PROCESSION OF THE TRADES.

Dublin corporation anecdote—Splendid triennial procession of the Dublin corporation, called Fringes (franchises), described.

Nothing can better show the high opinion formerly entertained by the Irish of their own notoriety, and particularly by that celebrated body called the “Corporation of Dublin,” than the following incident. Mr. Willis, a leather-breeches-maker in Dame-street, and a famous orator at the corporation meetings, holding forth on a debate about the parochial watch (a subject which was considered as of the utmost general importance), discoursed as follows:—“This, my friends, is a subject neither trifling nor obscure; the character of our corporation is at stake on your decision!—recollect,” continued he, “recollect, brother freemen, that the eyes of all Europe are upon us!”—The volunteers were certainly of some celebrity, and it was supposed they would not be unheard of in foreign countries.[[46]]


[46]. At the breaking out of the American war Colonel Brown, in derision of the colonists, declared, that he would march through all America with St. Andrew’s watchmen!—This declaration being made in the House of Commons, was thought to be in earnest by several members of the Dublin corporation. It was therefore suggested by one of the body to address his Majesty with a tender of the watchmen of St. Andrew’s, St. Ann’s, and St. Peter’s parishes, for American service. This serious offer drew down on the poor colonel such a volley of ridicule, that he never after mentioned America in Parliament. But such was the general contempt of the Americans at the commencement of the contest.

Colonel Brown was brother to old Lord Altamont.


One of the customs of Dublin which prevailed in my early days made such a strong impression upon my mind, that it never could be obliterated. The most magnificent and showy procession, I really believe, except those of Rome, then took place in the Irish metropolis every third year, and attracted a number of English quite surprising, if we take into account the difficulty and hazard of a passage at that time from London to Dublin.

The corporation of the latter city were, by the terms of their charter, bound, once in three years, to perambulate the limits of the lord mayor’s jurisdiction, to make stands or stations at various points, and to skirt the Earl of Meath’s liberties—a part of the city at that era in great prosperity, but forming a local jurisdiction under the earl (in the nature of a manor) totally distinct from that of Dublin.
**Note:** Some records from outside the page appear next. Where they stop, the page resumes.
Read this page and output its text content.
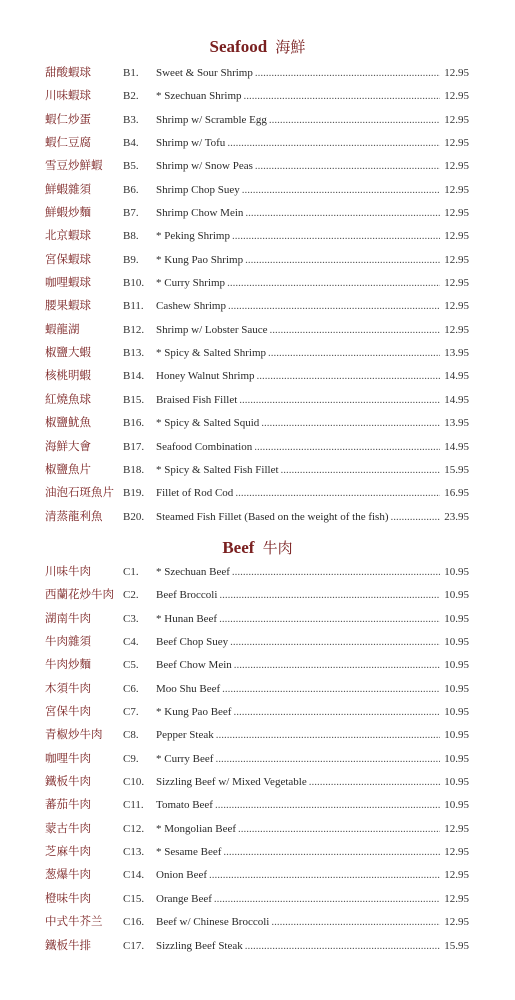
Seafood 海鮮
甜酸蝦球	B1. Sweet & Sour Shrimp .....	12.95
川味蝦球	B2. * Szechuan Shrimp .....	12.95
蝦仁炒蛋	B3. Shrimp w/ Scramble Egg .....	12.95
蝦仁豆腐	B4. Shrimp w/ Tofu .....	12.95
雪豆炒鮮蝦 B5. Shrimp w/ Snow Peas .....	12.95
鮮蝦雜須	B6. Shrimp Chop Suey .....	12.95
鮮蝦炒麵	B7. Shrimp Chow Mein .....	12.95
北京蝦球	B8. * Peking Shrimp .....	12.95
宮保蝦球	B9. * Kung Pao Shrimp .....	12.95
咖哩蝦球	B10. * Curry Shrimp .....	12.95
腰果蝦球	B11. Cashew Shrimp .....	12.95
蝦龍湖	B12. Shrimp w/ Lobster Sauce .....	12.95
椒鹽大蝦	B13. * Spicy & Salted Shrimp .....	13.95
核桃明蝦	B14. Honey Walnut Shrimp .....	14.95
紅燒魚球	B15. Braised Fish Fillet .....	14.95
椒鹽魷魚	B16. * Spicy & Salted Squid .....	13.95
海鮮大會	B17. Seafood Combination .....	14.95
椒鹽魚片	B18. * Spicy & Salted Fish Fillet .....	15.95
油泡石斑魚片 B19. Fillet of Rod Cod .....	16.95
清蒸龍利魚 B20. Steamed Fish Fillet (Based on the weight of the fish) .....	23.95
Beef 牛肉
川味牛肉	C1. * Szechuan Beef .....	10.95
西蘭花炒牛肉 C2. Beef Broccoli .....	10.95
湖南牛肉	C3. * Hunan Beef .....	10.95
牛肉雜須	C4. Beef Chop Suey .....	10.95
牛肉炒麵	C5. Beef Chow Mein .....	10.95
木須牛肉	C6. Moo Shu Beef .....	10.95
宮保牛肉	C7. * Kung Pao Beef .....	10.95
青椒炒牛肉 C8. Pepper Steak .....	10.95
咖哩牛肉	C9. * Curry Beef .....	10.95
鐵板牛肉	C10. Sizzling Beef w/ Mixed Vegetable .....	10.95
蕃茄牛肉	C11. Tomato Beef .....	10.95
蒙古牛肉	C12. * Mongolian Beef .....	12.95
芝麻牛肉	C13. * Sesame Beef .....	12.95
葱爆牛肉	C14. Onion Beef .....	12.95
橙味牛肉	C15. Orange Beef .....	12.95
中式牛芥兰 C16. Beef w/ Chinese Broccoli .....	12.95
鐵板牛排	C17. Sizzling Beef Steak .....	15.95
This procession being in fact partly intended to mark and to designate the extreme boundaries of his lordship’s jurisdiction, at those points where they touch the Earl of Meath’s liberty, the lord mayor thrust his sword through the wall of a certain house;—and then concluded the ceremony by approaching the sea at low water, and hurling a javelin as far upon the sands as his strength admitted, which was understood to form the boundary between him and Neptune.